Читать стихи Бродского казалось мне утомительной работой, которая не приносила результата. Выражаясь словами самого Бродского: «Это – ряд наблюдений». Но отчего он переносит эти наблюдения на бумагу? К чему приводит эти наблюдения поэтическая форма? Зачем наблюдению такая жизнь? Для них существуют романы и путевые записки.

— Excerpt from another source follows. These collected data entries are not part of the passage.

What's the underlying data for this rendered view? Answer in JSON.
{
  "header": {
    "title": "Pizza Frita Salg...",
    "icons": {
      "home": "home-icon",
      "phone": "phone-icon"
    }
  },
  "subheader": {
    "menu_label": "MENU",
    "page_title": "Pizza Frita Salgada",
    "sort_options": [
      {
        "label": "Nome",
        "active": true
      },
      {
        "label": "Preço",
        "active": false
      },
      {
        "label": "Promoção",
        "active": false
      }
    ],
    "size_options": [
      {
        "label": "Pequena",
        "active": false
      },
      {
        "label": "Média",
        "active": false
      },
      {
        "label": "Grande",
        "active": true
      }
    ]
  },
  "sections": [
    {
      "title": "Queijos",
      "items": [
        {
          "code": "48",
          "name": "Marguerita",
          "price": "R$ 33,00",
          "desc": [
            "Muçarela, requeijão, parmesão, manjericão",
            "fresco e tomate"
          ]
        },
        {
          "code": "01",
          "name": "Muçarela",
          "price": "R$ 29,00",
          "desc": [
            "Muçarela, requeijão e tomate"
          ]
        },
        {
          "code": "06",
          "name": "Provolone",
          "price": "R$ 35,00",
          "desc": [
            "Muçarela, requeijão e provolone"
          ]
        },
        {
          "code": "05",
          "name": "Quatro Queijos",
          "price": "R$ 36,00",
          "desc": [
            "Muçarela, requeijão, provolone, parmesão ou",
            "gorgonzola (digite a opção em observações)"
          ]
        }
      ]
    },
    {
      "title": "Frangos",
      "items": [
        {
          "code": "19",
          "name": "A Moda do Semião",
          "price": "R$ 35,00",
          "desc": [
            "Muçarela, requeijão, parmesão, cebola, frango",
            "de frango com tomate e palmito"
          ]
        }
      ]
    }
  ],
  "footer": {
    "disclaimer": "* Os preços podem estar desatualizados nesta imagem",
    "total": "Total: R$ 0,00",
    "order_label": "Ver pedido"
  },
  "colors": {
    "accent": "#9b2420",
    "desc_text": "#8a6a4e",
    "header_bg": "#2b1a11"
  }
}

Интеллектуальная заинтересованность читателя, которую провоцировал Бродский, стала возможной после обретения тяжелого, но точного ключа. Корпус эссеистики, плотный, живой, казалось, пригоден для чтения гораздо более, чем стихи, полные детальных наблюдений о чем-то. «Что-то» – витающее, совершенно неуловимое, смысл, который, безусловно, выше смысла технически перечислить весь список ситуаций или предметов. Порой перед книжкой стихов я чувствовала себя как в штабе перед картой военных действий, точной, грубой, порой обескураживающей – и не могла понять, воюем ли мы, если да, то с кем, и донесла ли уже разведка вести с фронта? Тогда алгебра прозы и вызвалась сходить в разведку, дабы проверить гармонию поэзии.


***

Комната, которая была отомкнута с помощью прозаического ключа, оказалась наполненной всем, что только может составить самое частное человеческое существование. Иначе говоря, биография Бродского, которая в некотором смысле сама по себе оказалась произведением искусства, объяснялась его эссеистикой. А вместе они объединились для того, чтобы «диктат языка» – абсолютное доверие поэта к своему инструменту – мог обнаружить в «почти пейзаже» смутную говорящую фигуру с выразительным лицом.


***

Велик ли Бродский? Безусловно. Работающий в особом жанре, свойственном западным интеллектуалам, он при иных обстоятельствах, возможно, не был бы принят на родине, неконтролируемо тяготеющей к сентиментальности, иррациональности и надрыву. Несмотря на ахматовское крыло, которое простиралось над ним в России, он мог бы остаться всего лишь снарядом в череде прочих, заложенных, как вся «другая культура» Ленинграда, под советский строй. Имя Бродского могло пропасть настолько, что нам бы пришлось открывать его заново, как Аронзона, полубожественно иррационального и фаталистически завершенного, который все же был потерян, хотя развивался гораздо ближе к менталитету русскоговорящего человека, чем холодный Бродский, «цивилизация, приготовившаяся к наступлению холодных времен».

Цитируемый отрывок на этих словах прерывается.